SPATIO-TEMPORAL POINT PROCESSES WITH DEEP NON-STATIONARY KERNELS

Abstract

Point process data are becoming ubiquitous in modern applications, such as social networks, health care, and finance. Despite the powerful expressiveness of the popular recurrent neural network (RNN) models for point process data, they may not successfully capture sophisticated non-stationary dependencies in the data due to their recurrent structures. Another popular type of deep model for point process data is based on representing the influence kernel (rather than the intensity function) by neural networks. We take the latter approach and develop a new deep non-stationary influence kernel that can model non-stationary spatio-temporal point processes. The main idea is to approximate the influence kernel with a novel and general low-rank decomposition, enabling efficient representation through deep neural networks and computational efficiency and better performance. We also take a new approach to maintain the non-negativity constraint of the conditional intensity by introducing a log-barrier penalty. We demonstrate our proposed method's good performance and computational efficiency compared with the state-of-the-art on simulated and real data.

1. INTRODUCTION

Point process data, consisting of sequential events with timestamps and associated information such as location or category, are ubiquitous in modern scientific fields and real-world applications. The distribution of events is of great scientific and practical interest, both for predicting new events and understanding the events' generative dynamics (Reinhart, 2018) . To model such discrete events in continuous time and space, spatio-temporal point processes (STPPs) are widely used in a diverse range of domains, including modeling earthquakes (Ogata, 1988; 1998) , the spread of infectious diseases (Schoenberg et al., 2019; Dong et al., 2021) , and wildfire propagation (Hering et al., 2009) . A modeling challenge is to accurately capture the underlying generative model of event occurrence in general spatio-temporal point processes (STPP) while maintaining the model efficiency.
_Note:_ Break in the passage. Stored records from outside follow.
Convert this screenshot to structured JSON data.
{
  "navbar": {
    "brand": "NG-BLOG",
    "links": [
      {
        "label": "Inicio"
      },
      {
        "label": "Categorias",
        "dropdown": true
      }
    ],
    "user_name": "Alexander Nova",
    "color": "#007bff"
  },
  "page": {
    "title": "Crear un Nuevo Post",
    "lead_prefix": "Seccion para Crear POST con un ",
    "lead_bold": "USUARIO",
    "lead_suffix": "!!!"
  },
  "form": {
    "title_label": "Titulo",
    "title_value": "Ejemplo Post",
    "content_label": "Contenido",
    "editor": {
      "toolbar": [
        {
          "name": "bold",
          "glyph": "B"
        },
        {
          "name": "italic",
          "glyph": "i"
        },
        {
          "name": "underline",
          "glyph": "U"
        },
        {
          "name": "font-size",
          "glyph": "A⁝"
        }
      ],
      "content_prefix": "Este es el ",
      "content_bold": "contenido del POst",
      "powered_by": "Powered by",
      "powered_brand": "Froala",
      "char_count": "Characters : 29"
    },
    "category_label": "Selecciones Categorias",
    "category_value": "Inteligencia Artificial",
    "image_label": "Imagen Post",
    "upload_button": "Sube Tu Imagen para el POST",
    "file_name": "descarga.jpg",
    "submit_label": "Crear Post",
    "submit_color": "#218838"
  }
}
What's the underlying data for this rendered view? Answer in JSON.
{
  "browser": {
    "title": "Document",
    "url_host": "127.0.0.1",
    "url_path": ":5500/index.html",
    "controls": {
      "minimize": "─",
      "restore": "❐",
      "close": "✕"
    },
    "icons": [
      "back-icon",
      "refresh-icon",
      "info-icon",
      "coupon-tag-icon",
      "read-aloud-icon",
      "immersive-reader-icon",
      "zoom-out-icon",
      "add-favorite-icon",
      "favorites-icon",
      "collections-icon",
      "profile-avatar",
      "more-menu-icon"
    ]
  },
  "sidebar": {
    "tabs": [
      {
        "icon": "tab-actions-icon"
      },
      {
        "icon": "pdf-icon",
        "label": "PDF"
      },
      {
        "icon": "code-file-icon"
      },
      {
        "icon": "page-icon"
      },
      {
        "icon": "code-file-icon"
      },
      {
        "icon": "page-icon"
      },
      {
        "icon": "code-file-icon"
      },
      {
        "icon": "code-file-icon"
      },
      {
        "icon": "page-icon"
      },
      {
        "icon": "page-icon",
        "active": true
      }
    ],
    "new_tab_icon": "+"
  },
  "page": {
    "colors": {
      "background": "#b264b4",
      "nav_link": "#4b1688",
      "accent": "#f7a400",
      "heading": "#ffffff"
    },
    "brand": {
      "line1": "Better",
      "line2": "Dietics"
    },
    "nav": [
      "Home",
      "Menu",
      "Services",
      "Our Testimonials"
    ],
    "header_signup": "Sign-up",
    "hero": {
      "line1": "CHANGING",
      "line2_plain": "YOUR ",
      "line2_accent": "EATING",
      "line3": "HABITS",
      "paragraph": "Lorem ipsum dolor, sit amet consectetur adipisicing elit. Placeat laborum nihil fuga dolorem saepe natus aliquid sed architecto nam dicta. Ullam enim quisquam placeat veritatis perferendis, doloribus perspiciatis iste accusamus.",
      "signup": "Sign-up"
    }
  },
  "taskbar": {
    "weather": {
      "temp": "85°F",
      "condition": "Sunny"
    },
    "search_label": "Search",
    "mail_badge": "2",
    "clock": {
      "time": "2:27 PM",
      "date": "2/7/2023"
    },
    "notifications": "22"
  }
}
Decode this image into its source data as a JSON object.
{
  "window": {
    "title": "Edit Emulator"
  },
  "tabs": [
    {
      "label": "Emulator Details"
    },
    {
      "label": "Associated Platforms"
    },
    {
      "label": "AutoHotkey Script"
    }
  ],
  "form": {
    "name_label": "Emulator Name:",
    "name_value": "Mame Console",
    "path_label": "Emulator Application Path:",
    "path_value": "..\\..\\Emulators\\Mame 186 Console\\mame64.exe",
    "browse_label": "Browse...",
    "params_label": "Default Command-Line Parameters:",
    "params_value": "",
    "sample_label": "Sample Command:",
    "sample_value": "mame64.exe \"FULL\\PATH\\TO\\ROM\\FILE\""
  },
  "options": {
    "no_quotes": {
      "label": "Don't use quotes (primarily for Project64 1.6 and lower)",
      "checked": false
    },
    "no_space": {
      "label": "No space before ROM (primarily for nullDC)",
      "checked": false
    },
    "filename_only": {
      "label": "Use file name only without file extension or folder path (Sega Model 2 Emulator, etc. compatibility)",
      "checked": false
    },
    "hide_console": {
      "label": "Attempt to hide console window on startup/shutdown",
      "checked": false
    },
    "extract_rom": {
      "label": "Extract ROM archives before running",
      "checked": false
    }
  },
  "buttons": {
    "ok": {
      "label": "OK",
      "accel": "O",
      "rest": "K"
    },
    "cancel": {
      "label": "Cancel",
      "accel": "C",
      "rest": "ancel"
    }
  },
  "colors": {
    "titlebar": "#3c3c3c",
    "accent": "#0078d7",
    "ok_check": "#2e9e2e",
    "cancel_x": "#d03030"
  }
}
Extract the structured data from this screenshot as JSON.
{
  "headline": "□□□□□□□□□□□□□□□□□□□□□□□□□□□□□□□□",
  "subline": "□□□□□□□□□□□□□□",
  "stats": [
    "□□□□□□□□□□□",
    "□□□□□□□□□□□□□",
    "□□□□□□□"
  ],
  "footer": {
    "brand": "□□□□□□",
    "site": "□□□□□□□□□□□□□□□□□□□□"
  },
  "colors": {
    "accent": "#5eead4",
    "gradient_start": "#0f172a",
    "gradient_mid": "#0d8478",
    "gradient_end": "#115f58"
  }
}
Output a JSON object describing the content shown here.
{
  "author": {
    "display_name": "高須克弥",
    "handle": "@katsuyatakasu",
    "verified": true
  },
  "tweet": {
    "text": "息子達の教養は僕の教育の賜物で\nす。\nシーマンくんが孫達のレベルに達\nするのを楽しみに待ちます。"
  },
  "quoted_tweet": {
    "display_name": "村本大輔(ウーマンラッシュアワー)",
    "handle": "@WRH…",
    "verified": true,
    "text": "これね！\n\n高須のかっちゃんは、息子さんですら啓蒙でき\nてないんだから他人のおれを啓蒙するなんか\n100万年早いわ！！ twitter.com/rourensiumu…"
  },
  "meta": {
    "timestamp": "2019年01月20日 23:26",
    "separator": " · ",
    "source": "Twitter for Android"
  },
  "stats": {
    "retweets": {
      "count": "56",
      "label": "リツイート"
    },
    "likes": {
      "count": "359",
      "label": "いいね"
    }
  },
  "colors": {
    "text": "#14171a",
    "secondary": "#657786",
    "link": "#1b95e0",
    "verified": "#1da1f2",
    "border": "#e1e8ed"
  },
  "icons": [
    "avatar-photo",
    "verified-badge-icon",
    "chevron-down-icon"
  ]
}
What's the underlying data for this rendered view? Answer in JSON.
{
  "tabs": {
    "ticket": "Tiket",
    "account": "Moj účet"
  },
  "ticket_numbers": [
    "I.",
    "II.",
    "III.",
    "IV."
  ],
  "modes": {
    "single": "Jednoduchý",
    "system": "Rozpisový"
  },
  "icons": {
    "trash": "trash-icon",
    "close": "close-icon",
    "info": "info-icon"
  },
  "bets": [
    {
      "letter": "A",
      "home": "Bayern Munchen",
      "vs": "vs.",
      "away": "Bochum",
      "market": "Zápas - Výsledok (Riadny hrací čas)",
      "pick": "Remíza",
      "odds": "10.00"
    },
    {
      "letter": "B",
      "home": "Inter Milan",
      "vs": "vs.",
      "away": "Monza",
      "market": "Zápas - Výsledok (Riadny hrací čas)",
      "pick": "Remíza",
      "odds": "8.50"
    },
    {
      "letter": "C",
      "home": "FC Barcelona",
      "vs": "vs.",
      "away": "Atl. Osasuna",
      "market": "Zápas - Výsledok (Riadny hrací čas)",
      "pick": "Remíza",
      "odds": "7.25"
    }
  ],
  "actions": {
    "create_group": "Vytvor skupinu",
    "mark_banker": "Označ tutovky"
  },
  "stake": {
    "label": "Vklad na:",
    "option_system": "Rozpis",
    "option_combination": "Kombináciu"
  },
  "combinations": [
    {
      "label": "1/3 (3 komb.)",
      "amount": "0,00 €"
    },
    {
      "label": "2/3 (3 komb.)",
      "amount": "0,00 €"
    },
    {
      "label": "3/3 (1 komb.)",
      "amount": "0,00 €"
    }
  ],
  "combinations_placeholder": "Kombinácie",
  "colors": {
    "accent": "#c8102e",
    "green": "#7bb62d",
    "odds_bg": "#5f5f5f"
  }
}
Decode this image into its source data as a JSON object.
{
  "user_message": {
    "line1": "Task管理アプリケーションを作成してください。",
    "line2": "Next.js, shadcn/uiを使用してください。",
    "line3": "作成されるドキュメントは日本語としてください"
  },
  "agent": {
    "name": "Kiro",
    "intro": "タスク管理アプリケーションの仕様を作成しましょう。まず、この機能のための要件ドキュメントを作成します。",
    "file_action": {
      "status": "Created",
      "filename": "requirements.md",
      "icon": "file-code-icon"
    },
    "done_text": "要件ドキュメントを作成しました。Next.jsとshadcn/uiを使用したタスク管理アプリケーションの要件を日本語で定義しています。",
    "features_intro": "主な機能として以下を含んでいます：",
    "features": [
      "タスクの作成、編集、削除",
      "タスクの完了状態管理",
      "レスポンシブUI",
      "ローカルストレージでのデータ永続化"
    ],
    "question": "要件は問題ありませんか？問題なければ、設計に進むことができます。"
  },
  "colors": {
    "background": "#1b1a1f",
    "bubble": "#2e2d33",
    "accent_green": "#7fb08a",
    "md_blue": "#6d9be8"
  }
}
Specific parametric forms of conditional intensity are proposed in seminal works of Hawkes process (Hawkes, 1971; Ogata, 1988) to tackle the issue of computational complexity in STPPs, which requires evaluating the complex multivariate integral in the likelihood function. They use an exponentially decaying influence kernel to measure the influence of a past event over time and assume the influence of all past events is positive and linearly additive. Despite computational simplicity (since the integral of the likelihood function is avoided), such a parametric form limits the model's practicality in modern applications. Recent models use neural networks in modeling point processes to capture complicated event occurrences. RNN (Du et al., 2016) and LSTM (Mei and Eisner, 2017) have been used by taking advantage of their representation power and capability in capturing event temporal dependencies. However, the recurrent structures of RNN-based models cannot capture long-range dependency (Bengio et al., 1994) and attention-based structure (Zhang et al., 2020; Zuo et al., 2020) is introduced to address such limitations of RNN. Despite much development, existing models still cannot sufficiently capture spatio-temporal non-stationarity, which are common in real-world data (Graham et al., 2013; Dong et al., 2021) . Moreover, while RNN-type models may produce strong prediction performance, the models consist of general forms of network layers and the modeling power relies on the hidden states, thus often not easily interpretable.